Re: charset issues

J.Larmouth wrote:

> I agree.  The approach of saying "anything goes provided you label it" is
> better than we have now,  but is NOT good enough for the long term. 
> Pragmatically,  I would like to see the responsibility on server managers to
> ensure that the stuff they store is strictly UTF-8 or 8859-x,  recognising
> that such a requirement is NOT going to be easily satisfied (people often
> FTP into server directories from a wide variety of work stations).  Of

Hopefully, people will use browsers with PUT method for this. Browsers (or CGI
on server side) could translate from local code page to one of preferred
charsets. It could be also labeled as such. Browser can insert META tag,
while CGI can put appropriate extension or whatever.

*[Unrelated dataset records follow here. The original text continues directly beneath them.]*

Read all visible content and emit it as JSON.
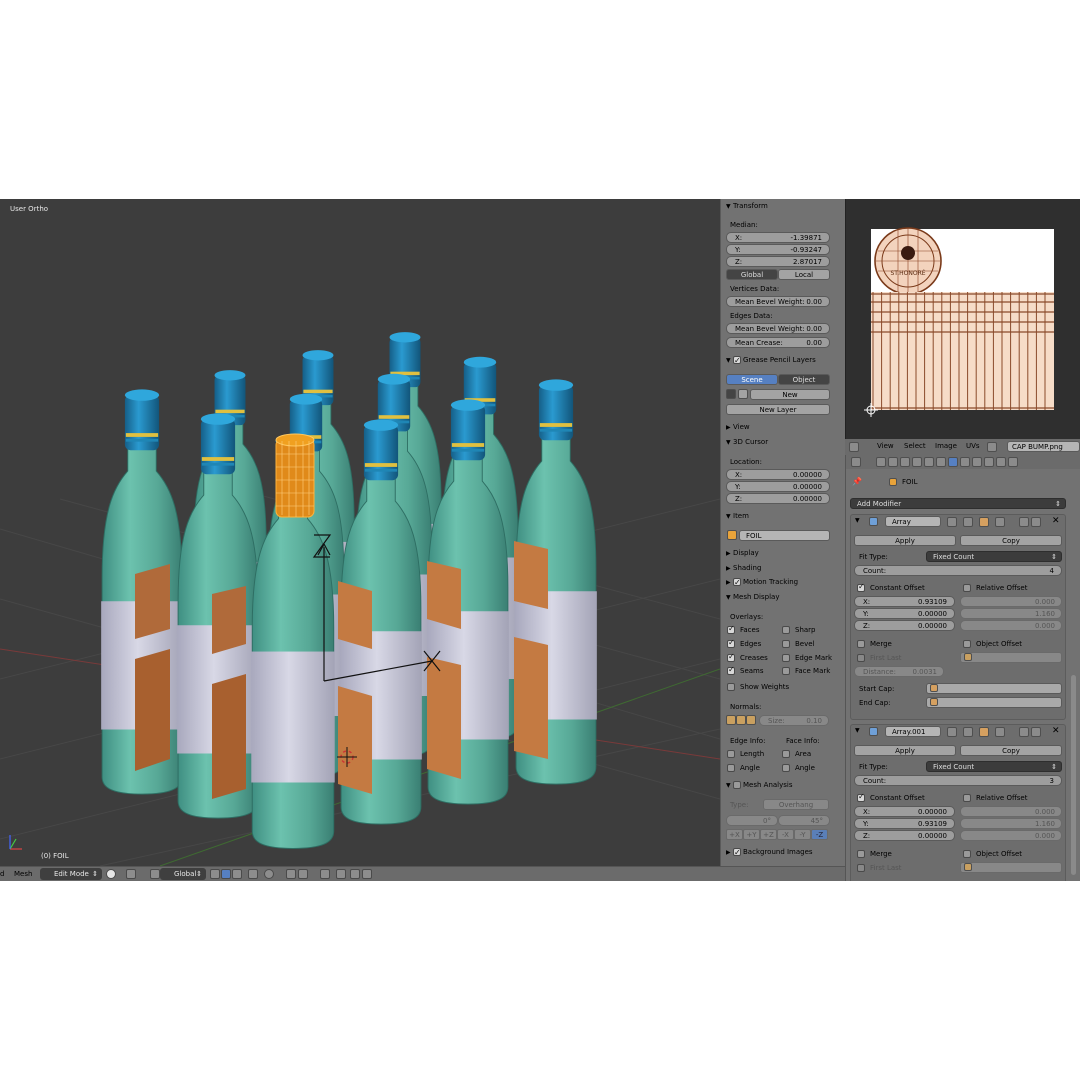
{
  "viewport": {
    "view_label": "User Ortho",
    "object_label": "(0) FOIL"
  },
  "header": {
    "view_menu": "d",
    "mesh_menu": "Mesh",
    "mode": "Edit Mode",
    "orientation": "Global"
  },
  "npanel": {
    "transform": {
      "title": "Transform",
      "median_label": "Median:",
      "x_label": "X:",
      "x_value": "-1.39871",
      "y_label": "Y:",
      "y_value": "-0.93247",
      "z_label": "Z:",
      "z_value": "2.87017",
      "global": "Global",
      "local": "Local",
      "vertices_data": "Vertices Data:",
      "edges_data": "Edges Data:",
      "mean_bevel_weight_label": "Mean Bevel Weight:",
      "mean_bevel_weight_v": "0.00",
      "mean_bevel_weight_e": "0.00",
      "mean_crease_label": "Mean Crease:",
      "mean_crease": "0.00"
    },
    "grease_pencil": {
      "title": "Grease Pencil Layers",
      "scene": "Scene",
      "object": "Object",
      "new": "New",
      "new_layer": "New Layer"
    },
    "view_title": "View",
    "cursor": {
      "title": "3D Cursor",
      "location": "Location:",
      "x_label": "X:",
      "x_value": "0.00000",
      "y_label": "Y:",
      "y_value": "0.00000",
      "z_label": "Z:",
      "z_value": "0.00000"
    },
    "item": {
      "title": "Item",
      "name": "FOIL"
    },
    "display_title": "Display",
    "shading_title": "Shading",
    "motion_tracking_title": "Motion Tracking",
    "mesh_display": {
      "title": "Mesh Display",
      "overlays": "Overlays:",
      "faces": "Faces",
      "sharp": "Sharp",
      "edges": "Edges",
      "bevel": "Bevel",
      "creases": "Creases",
      "edge_mark": "Edge Mark",
      "seams": "Seams",
      "face_mark": "Face Mark",
      "show_weights": "Show Weights",
      "normals": "Normals:",
      "size_label": "Size:",
      "size_value": "0.10",
      "edge_info": "Edge Info:",
      "face_info": "Face Info:",
      "length": "Length",
      "area": "Area",
      "angle_e": "Angle",
      "angle_f": "Angle"
    },
    "mesh_analysis": {
      "title": "Mesh Analysis",
      "type_label": "Type:",
      "type_value": "Overhang",
      "min": "0°",
      "max": "45°",
      "axes": [
        "+X",
        "+Y",
        "+Z",
        "-X",
        "-Y",
        "-Z"
      ]
    },
    "background_images_title": "Background Images"
  },
  "uv_editor": {
    "seal_text": "ST.HONORÉ",
    "menu_view": "View",
    "menu_select": "Select",
    "menu_image": "Image",
    "menu_uvs": "UVs",
    "image_name": "CAP BUMP.png"
  },
  "properties": {
    "object_name": "FOIL",
    "add_modifier": "Add Modifier",
    "modifiers": [
      {
        "name": "Array",
        "apply": "Apply",
        "copy": "Copy",
        "fit_type_label": "Fit Type:",
        "fit_type": "Fixed Count",
        "count_label": "Count:",
        "count": "4",
        "constant_offset": "Constant Offset",
        "relative_offset": "Relative Offset",
        "cx": "0.93109",
        "cy": "0.00000",
        "cz": "0.00000",
        "rx": "0.000",
        "ry": "1.160",
        "rz": "0.000",
        "merge": "Merge",
        "object_offset": "Object Offset",
        "first_last": "First Last",
        "distance_label": "Distance:",
        "distance": "0.0031",
        "start_cap": "Start Cap:",
        "end_cap": "End Cap:"
      },
      {
        "name": "Array.001",
        "apply": "Apply",
        "copy": "Copy",
        "fit_type_label": "Fit Type:",
        "fit_type": "Fixed Count",
        "count_label": "Count:",
        "count": "3",
        "constant_offset": "Constant Offset",
        "relative_offset": "Relative Offset",
        "cx": "0.00000",
        "cy": "0.93109",
        "cz": "0.00000",
        "rx": "0.000",
        "ry": "1.160",
        "rz": "0.000",
        "merge": "Merge",
        "object_offset": "Object Offset",
        "first_last": "First Last"
      }
    ],
    "axis_labels": {
      "x": "X:",
      "y": "Y:",
      "z": "Z:"
    }
  },
  "colors": {
    "bottle": "#5fb3a1",
    "cap": "#1f86b5",
    "label": "#c9c9d9",
    "divider": "#c0703c",
    "selected": "#f0a020",
    "accent": "#5680c2"
  }
}
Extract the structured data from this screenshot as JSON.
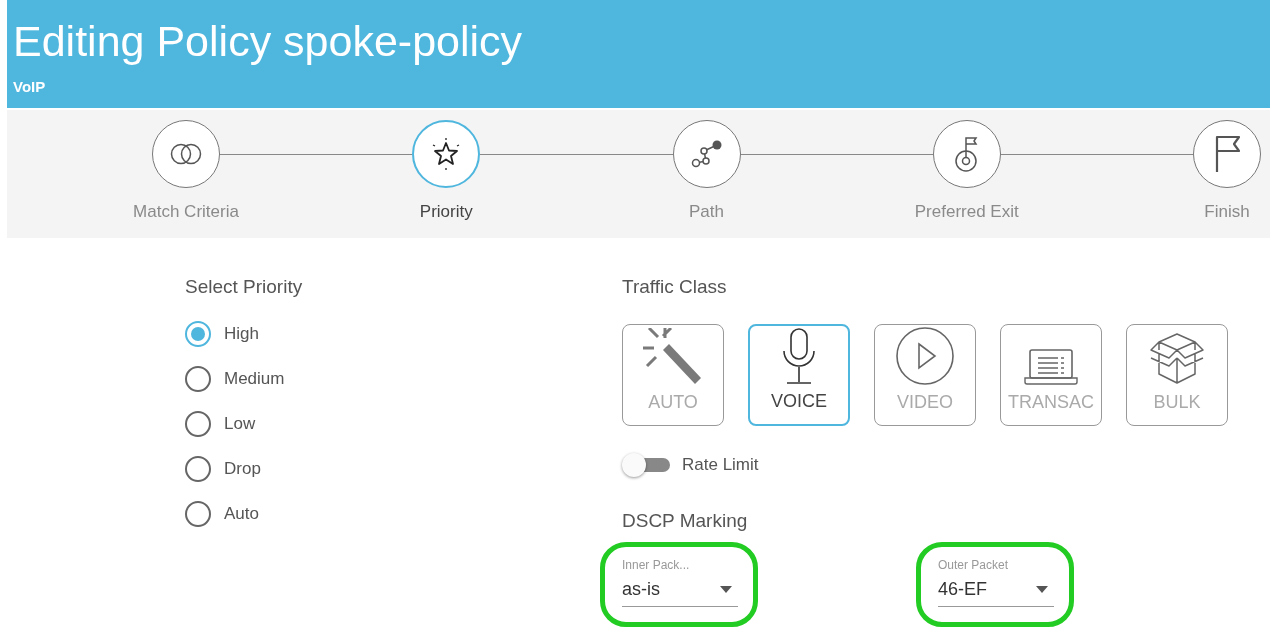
{
  "header": {
    "title": "Editing Policy spoke-policy",
    "subtitle": "VoIP"
  },
  "steps": [
    {
      "label": "Match Criteria",
      "kind": "match",
      "selected": false
    },
    {
      "label": "Priority",
      "kind": "priority",
      "selected": true
    },
    {
      "label": "Path",
      "kind": "path",
      "selected": false
    },
    {
      "label": "Preferred Exit",
      "kind": "exit",
      "selected": false
    },
    {
      "label": "Finish",
      "kind": "finish",
      "selected": false
    }
  ],
  "priority": {
    "heading": "Select Priority",
    "options": [
      {
        "label": "High",
        "selected": true
      },
      {
        "label": "Medium",
        "selected": false
      },
      {
        "label": "Low",
        "selected": false
      },
      {
        "label": "Drop",
        "selected": false
      },
      {
        "label": "Auto",
        "selected": false
      }
    ]
  },
  "traffic_class": {
    "heading": "Traffic Class",
    "classes": [
      {
        "label": "AUTO",
        "kind": "auto",
        "selected": false
      },
      {
        "label": "VOICE",
        "kind": "voice",
        "selected": true
      },
      {
        "label": "VIDEO",
        "kind": "video",
        "selected": false
      },
      {
        "label": "TRANSAC",
        "kind": "transac",
        "selected": false
      },
      {
        "label": "BULK",
        "kind": "bulk",
        "selected": false
      }
    ]
  },
  "rate_limit": {
    "label": "Rate Limit",
    "on": false
  },
  "dscp": {
    "heading": "DSCP Marking",
    "fields": [
      {
        "label": "Inner Pack...",
        "value": "as-is",
        "highlighted": true
      },
      {
        "label": "Outer Packet",
        "value": "46-EF",
        "highlighted": true
      }
    ]
  }
}
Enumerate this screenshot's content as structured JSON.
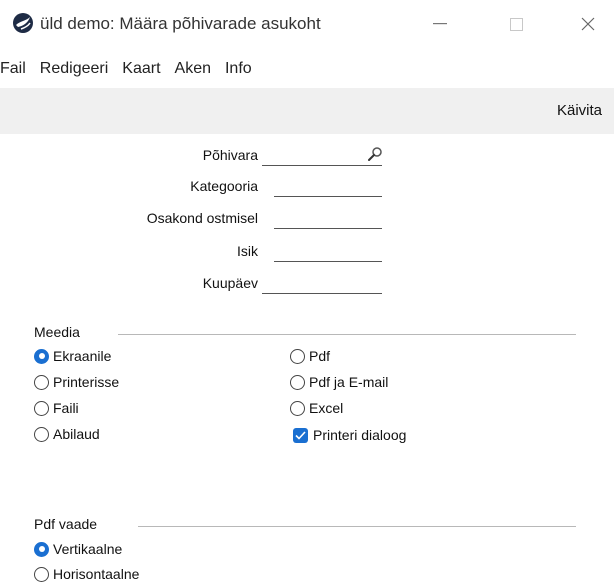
{
  "window": {
    "title": "üld demo: Määra põhivarade asukoht",
    "app_icon": "app-logo-icon",
    "controls": [
      "minimize-icon",
      "maximize-icon",
      "close-icon"
    ]
  },
  "menu": {
    "items": [
      "Fail",
      "Redigeeri",
      "Kaart",
      "Aken",
      "Info"
    ]
  },
  "toolbar": {
    "run_label": "Käivita"
  },
  "form": {
    "fields": [
      {
        "label": "Põhivara",
        "value": "",
        "has_search": true
      },
      {
        "label": "Kategooria",
        "value": ""
      },
      {
        "label": "Osakond ostmisel",
        "value": ""
      },
      {
        "label": "Isik",
        "value": ""
      },
      {
        "label": "Kuupäev",
        "value": ""
      }
    ]
  },
  "media": {
    "label": "Meedia",
    "options": [
      {
        "label": "Ekraanile",
        "selected": true
      },
      {
        "label": "Printerisse",
        "selected": false
      },
      {
        "label": "Faili",
        "selected": false
      },
      {
        "label": "Abilaud",
        "selected": false
      },
      {
        "label": "Pdf",
        "selected": false
      },
      {
        "label": "Pdf ja E-mail",
        "selected": false
      },
      {
        "label": "Excel",
        "selected": false
      }
    ],
    "printer_dialog": {
      "label": "Printeri dialoog",
      "checked": true
    }
  },
  "pdf_view": {
    "label": "Pdf vaade",
    "options": [
      {
        "label": "Vertikaalne",
        "selected": true
      },
      {
        "label": "Horisontaalne",
        "selected": false
      }
    ]
  },
  "colors": {
    "accent": "#1a6fd1",
    "toolbar_bg": "#f0f0f0"
  }
}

> I agree.  This is an important point.  8859-1 should die a death.  But
> 8859-7,  for text which is simple Greek text,  is half the size of UTF-8.
> Does this matter?  The Web bandwidth (storage and transfer) is dominated by
> non-text documents,  so does a doubling of size of Greek text (for storage
> and transfer) matter??   Only the Greeks can tell us. (And the Arabs,  and
> the Israelis,  etc).  It would be nice if they said "It doesn't matter. 
> Let's all agree on UTF-8 for storage and transfer."  Comments?

Hmmm... How do I edit UTF-8 in vi? Or any other text editor? I could type
'make' after I'm done with editing, but I'll probably forget it.

> And WHY,  in all these discussions,  do we continually concentrate on
> delivery of pages and ignore forms input?

Because somebody will mention GET. HTTP 1.1 can't do anything about it.
Heated discussion guaranteed. :)
Perhaps Warning header would be a bit easier to tweak?

-- 
Life is a sexually transmitted disease.